Provide a formal "destroyed" status for Phacility instances
Open, WishlistPublic

Description

Currently, Phacility instances enter the "suspended" state, but just stay there forever. Their data may be destroyed after 90 days, but this is a node-level operation and instances remain bound to the shards they used as services forever.

This is largely low-impact, but has some silly effects where, for example, deployment scripts load thousands of instances and then iterate through them skipping nearly all of them. It also makes cluster compaction/rebalancing decisions more complicated because the "Suspended for less than 90 days, might be trivially reactivated" and "Suspended for 90+ days, nuked, totally dead without heroic intervention" instances aren't separated in the staff console.

Instances should have a formal "destroyed" state. The process to enter this state should be:

  • confirm instance is eligible for destruction;
  • run node-level destruction on all service nodes;
  • de-link or disable all service nodes;
  • put instance in "destroyed" state.

(Maybe a "destroying" state is also useful so cases which begin but do not complete this process are obvious.)

Once this is available, all eligible instances (out of service for 90+ days) should be destroyed.

Event Timeline

epriestley triaged this task as Normal priority.Jun 1 2021, 3:37 PM
epriestley created this task.

A related issue is that I think nothing currently destroys S3 data. For most instances this isn't significant, but it isn't helping anything. This should likely be part of the database destruction step, although it can probably interact with the S3 bucket directly.

Instances technically have a formal "Deleted" status -- but it isn't really used by anything, nothing ever puts them into that status, and there are no instances in that status. For consistency with existing CLI workflows, I'm going to rename this to "Destroyed".

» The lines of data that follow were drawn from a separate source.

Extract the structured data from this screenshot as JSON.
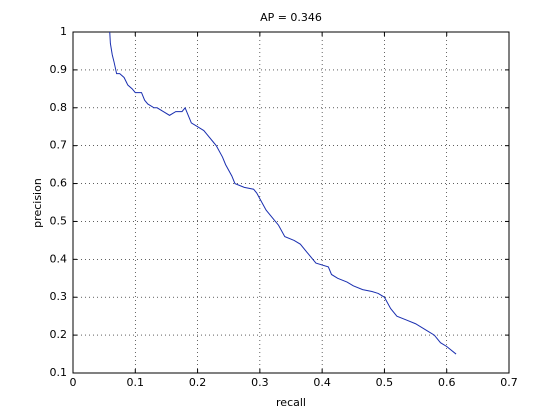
{
  "chart_data": {
    "type": "line",
    "title": "AP = 0.346",
    "x_label": "recall",
    "y_label": "precision",
    "x": [
      0.059,
      0.06,
      0.063,
      0.066,
      0.07,
      0.075,
      0.082,
      0.088,
      0.095,
      0.1,
      0.11,
      0.115,
      0.12,
      0.13,
      0.135,
      0.145,
      0.155,
      0.165,
      0.175,
      0.18,
      0.19,
      0.2,
      0.21,
      0.215,
      0.225,
      0.23,
      0.24,
      0.245,
      0.255,
      0.26,
      0.275,
      0.29,
      0.295,
      0.3,
      0.31,
      0.32,
      0.33,
      0.34,
      0.355,
      0.365,
      0.375,
      0.385,
      0.39,
      0.41,
      0.415,
      0.425,
      0.44,
      0.45,
      0.465,
      0.48,
      0.49,
      0.5,
      0.51,
      0.52,
      0.535,
      0.55,
      0.57,
      0.58,
      0.59,
      0.6,
      0.615
    ],
    "series": [
      {
        "name": "precision",
        "color": "#1a2fb0",
        "values": [
          1.0,
          0.97,
          0.94,
          0.92,
          0.89,
          0.89,
          0.88,
          0.86,
          0.85,
          0.84,
          0.84,
          0.82,
          0.81,
          0.8,
          0.8,
          0.79,
          0.78,
          0.79,
          0.79,
          0.8,
          0.76,
          0.75,
          0.74,
          0.73,
          0.71,
          0.7,
          0.67,
          0.65,
          0.62,
          0.6,
          0.59,
          0.585,
          0.575,
          0.56,
          0.53,
          0.51,
          0.49,
          0.46,
          0.45,
          0.44,
          0.42,
          0.4,
          0.39,
          0.38,
          0.36,
          0.35,
          0.34,
          0.33,
          0.32,
          0.315,
          0.31,
          0.3,
          0.27,
          0.25,
          0.24,
          0.23,
          0.21,
          0.2,
          0.18,
          0.17,
          0.15
        ]
      }
    ],
    "xlim": [
      0,
      0.7
    ],
    "ylim": [
      0.1,
      1
    ],
    "xticks": [
      0,
      0.1,
      0.2,
      0.3,
      0.4,
      0.5,
      0.6,
      0.7
    ],
    "yticks": [
      0.1,
      0.2,
      0.3,
      0.4,
      0.5,
      0.6,
      0.7,
      0.8,
      0.9,
      1
    ],
    "grid": true
  }
}
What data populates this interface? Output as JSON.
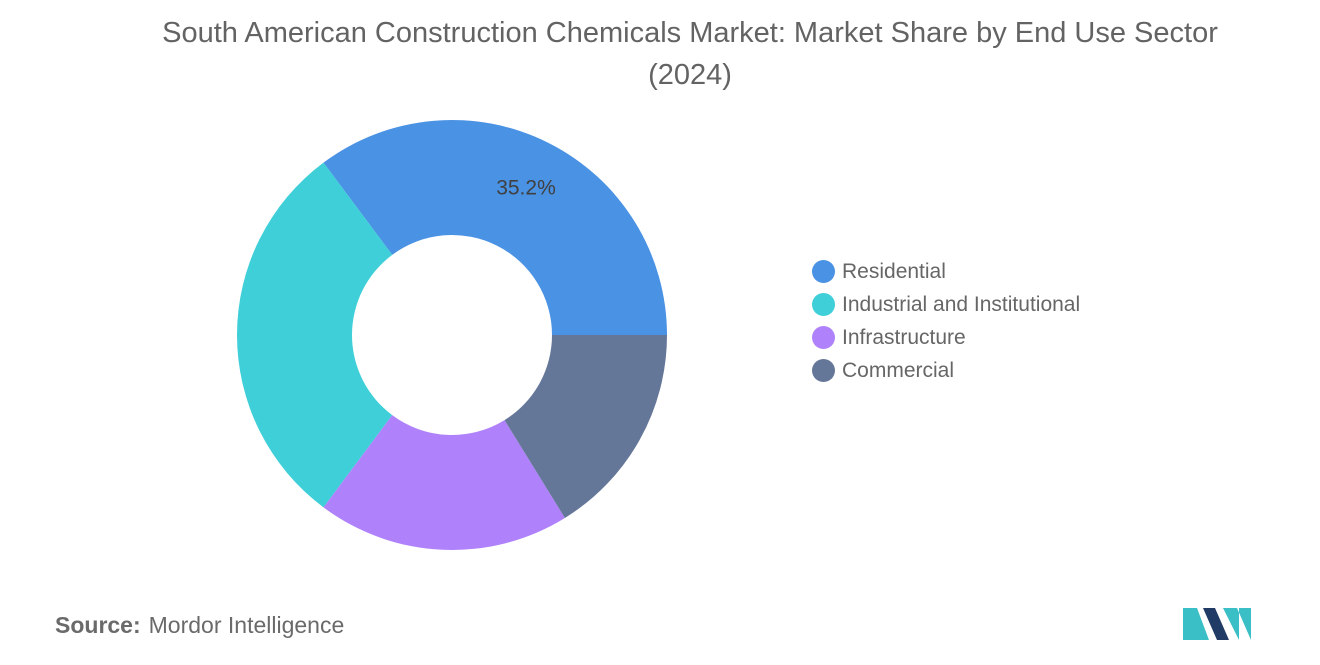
{
  "title": "South American Construction Chemicals Market: Market Share by End Use Sector (2024)",
  "chart_data": {
    "type": "pie",
    "donut": true,
    "categories": [
      "Residential",
      "Industrial and Institutional",
      "Infrastructure",
      "Commercial"
    ],
    "values": [
      35.2,
      29.6,
      19.0,
      16.2
    ],
    "data_labels": [
      "35.2%",
      "",
      "",
      ""
    ],
    "colors": [
      "#4a92e4",
      "#3ecfd8",
      "#af82fb",
      "#657799"
    ],
    "legend_position": "right"
  },
  "legend": [
    {
      "label": "Residential",
      "color": "#4a92e4"
    },
    {
      "label": "Industrial and Institutional",
      "color": "#3ecfd8"
    },
    {
      "label": "Infrastructure",
      "color": "#af82fb"
    },
    {
      "label": "Commercial",
      "color": "#657799"
    }
  ],
  "source": {
    "key": "Source:",
    "value": "Mordor Intelligence"
  },
  "logo": {
    "icon": "mordor-intelligence-logo",
    "colors": [
      "#1f3b66",
      "#3bbfc6"
    ]
  }
}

epriestley lowered the priority of this task from Normal to Wishlist.Dec 16 2021, 2:58 PM

It would still be nice to have this from a completeness/correctness perspective, but other changes have made it less valuable:

  • Migrating everything from m3 hosts to m4 hosts (see T13630) just left all the dead instances behind, effectively sweeping them under a rug.
  • Some service binding, deployment, and status tooling had to get smarter to do migrations, and this further reduced the costs of having dead-instance cruft.